Wine, says St. Chrysostom ('Hom. in Ephes.,' 19), "has been given us for cheerfulness, not for drunkenness. Wouldest thou know where wine is good? Hear what the Scripture saith, 'Give wine to them, etc. And justly, because it can mitigate asperity and gloominess, and drive away clouds from the brow" (comp. Ecclus. 34 [31]:25, etc.). Proverbs 31:66 Give strong drink to him that is perishing,

   And wine to those whose soul is in bitter woe;

7 Let him drink and forget his poverty,

   And let him think of his misery no more.

The preparation of a potion for malefactors who were condemned to death was, on the ground of these words of the proverb, cared for by noble women in Jerusalem (נשׁים יקרות שׁבירושׁלים), Sanhedrin 43a; Jesus rejected it, because He wished, without becoming insensible to His sorrow, to pass away from the earthly life freely and in full consciousness, Mark 15:23. The transition from the plur. to the sing. of the subject is in Proverbs 31:7 less violent than in Proverbs 31:5, since in Proverbs 31:6 singular and plur. already interchange.
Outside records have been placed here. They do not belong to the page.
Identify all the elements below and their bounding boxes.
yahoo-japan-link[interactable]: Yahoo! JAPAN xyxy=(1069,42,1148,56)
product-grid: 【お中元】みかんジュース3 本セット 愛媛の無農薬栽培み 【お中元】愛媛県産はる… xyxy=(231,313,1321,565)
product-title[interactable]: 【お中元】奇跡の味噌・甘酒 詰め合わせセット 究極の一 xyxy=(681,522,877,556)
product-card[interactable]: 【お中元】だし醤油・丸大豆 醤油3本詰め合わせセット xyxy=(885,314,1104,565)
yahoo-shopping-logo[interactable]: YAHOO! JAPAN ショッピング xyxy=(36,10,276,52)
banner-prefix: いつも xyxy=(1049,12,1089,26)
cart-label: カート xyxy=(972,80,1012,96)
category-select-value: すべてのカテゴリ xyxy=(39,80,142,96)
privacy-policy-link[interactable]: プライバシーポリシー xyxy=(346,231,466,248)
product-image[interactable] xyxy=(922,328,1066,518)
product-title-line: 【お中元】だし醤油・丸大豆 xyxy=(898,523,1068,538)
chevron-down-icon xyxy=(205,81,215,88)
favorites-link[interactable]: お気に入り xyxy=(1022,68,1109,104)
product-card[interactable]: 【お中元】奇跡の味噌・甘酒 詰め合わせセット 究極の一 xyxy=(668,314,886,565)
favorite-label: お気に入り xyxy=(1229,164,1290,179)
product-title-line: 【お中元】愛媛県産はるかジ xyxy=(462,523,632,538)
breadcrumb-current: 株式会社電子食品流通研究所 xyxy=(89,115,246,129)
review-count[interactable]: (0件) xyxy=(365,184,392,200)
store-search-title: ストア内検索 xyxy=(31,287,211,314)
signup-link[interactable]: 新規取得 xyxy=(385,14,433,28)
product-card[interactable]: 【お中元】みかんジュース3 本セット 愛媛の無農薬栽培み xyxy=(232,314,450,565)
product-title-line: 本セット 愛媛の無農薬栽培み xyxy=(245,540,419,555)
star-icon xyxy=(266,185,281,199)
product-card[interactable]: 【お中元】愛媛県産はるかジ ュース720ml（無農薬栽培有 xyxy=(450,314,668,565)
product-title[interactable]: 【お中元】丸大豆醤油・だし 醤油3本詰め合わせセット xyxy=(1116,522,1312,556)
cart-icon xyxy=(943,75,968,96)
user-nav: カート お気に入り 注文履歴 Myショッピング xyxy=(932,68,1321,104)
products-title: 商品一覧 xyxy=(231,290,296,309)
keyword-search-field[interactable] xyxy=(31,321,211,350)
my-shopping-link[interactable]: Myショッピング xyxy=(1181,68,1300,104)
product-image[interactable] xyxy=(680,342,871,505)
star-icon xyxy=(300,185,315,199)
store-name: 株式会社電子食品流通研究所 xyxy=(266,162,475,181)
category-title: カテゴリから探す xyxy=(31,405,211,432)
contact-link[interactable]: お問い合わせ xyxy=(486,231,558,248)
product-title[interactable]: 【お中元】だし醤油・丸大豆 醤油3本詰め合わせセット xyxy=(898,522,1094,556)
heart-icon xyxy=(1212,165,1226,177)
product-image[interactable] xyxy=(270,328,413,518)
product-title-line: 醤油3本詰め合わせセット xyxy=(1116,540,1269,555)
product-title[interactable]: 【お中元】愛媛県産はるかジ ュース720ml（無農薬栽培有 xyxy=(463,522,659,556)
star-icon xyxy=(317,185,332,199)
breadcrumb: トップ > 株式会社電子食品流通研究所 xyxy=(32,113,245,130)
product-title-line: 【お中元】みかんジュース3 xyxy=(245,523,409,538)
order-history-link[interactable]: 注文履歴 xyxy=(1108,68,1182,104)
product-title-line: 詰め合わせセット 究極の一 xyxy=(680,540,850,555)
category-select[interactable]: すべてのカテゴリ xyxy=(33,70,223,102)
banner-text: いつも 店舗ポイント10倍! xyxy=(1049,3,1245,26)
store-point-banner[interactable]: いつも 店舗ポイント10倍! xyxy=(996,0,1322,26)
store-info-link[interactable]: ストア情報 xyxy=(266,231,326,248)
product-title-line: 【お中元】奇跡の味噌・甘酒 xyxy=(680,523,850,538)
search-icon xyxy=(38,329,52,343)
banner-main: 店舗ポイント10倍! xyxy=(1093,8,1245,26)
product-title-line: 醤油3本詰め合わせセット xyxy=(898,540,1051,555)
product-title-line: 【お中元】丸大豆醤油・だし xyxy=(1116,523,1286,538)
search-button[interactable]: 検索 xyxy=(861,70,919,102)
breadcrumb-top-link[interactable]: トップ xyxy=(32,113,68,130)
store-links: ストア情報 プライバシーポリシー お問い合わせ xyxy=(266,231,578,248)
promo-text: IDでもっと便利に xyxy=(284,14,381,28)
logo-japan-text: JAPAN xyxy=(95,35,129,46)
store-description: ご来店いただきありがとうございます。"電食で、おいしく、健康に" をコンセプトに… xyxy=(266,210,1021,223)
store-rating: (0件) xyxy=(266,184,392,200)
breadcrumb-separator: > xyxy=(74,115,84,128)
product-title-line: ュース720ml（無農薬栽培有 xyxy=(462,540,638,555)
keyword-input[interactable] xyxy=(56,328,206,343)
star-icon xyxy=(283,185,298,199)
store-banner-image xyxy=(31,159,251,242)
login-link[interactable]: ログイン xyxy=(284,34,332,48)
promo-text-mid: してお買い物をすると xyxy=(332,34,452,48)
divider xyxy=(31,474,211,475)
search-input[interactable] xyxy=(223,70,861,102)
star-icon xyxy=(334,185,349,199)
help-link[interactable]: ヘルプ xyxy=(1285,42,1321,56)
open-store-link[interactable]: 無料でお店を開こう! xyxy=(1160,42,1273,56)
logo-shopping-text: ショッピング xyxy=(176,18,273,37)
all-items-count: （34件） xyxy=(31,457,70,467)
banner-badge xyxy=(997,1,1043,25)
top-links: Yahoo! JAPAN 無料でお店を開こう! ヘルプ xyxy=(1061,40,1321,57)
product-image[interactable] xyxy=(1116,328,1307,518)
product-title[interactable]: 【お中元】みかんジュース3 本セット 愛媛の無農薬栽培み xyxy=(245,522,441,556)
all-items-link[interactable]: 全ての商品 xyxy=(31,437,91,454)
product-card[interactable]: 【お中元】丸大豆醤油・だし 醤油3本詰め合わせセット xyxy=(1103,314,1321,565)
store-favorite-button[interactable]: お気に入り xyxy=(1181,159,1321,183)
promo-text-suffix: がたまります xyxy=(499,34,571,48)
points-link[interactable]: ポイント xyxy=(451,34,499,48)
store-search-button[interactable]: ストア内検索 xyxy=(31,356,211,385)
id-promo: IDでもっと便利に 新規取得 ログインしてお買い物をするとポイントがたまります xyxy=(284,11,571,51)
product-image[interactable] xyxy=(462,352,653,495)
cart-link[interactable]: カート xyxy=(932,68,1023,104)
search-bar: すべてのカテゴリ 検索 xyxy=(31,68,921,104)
We write תּנוּ־שׁכר with the counter-tone Metheg and Mercha. אובד designates, as at Job 29:13; Job 31:19, one who goes to meet destruction: it combines the present signification interiens, the fut. signif. interiturus, and the perf. perditus (hopelessly lost). מרי נפשׁ (those whose minds are filled with sorrow) is also supported from the Book of Job; Job 3:20, cf. Proverbs 21:25, the language and thought and mode of writing of which notably rests on the Proverbs of Agur and Lemuel (vid., Mhlau, pp. 64-66). The Venet. τοῖς πικροῖς (not ψυξροῖς) τὴν ψυχήν. רישׁ (poverty) is not, however, found there, but only in the Book of Proverbs, in which this word-stem is more at home than elsewhere. Wine rejoices the heart of man, Psalm 104:15, and at the same time raises it for the time above oppression and want, and out of anxious sorrow, wherefore it is soonest granted to them, and in sympathizing love ought to be presented to them by whom this its beneficent influence is to be wished for. The ruined man forgets his poverty, the deeply perplexed his burden of sorrow; the king, on the contrary, is in danger from this cause of forgetting what the law required at his hands, viz., in relation to those who need help, to whom especially his duty as a ruler refers.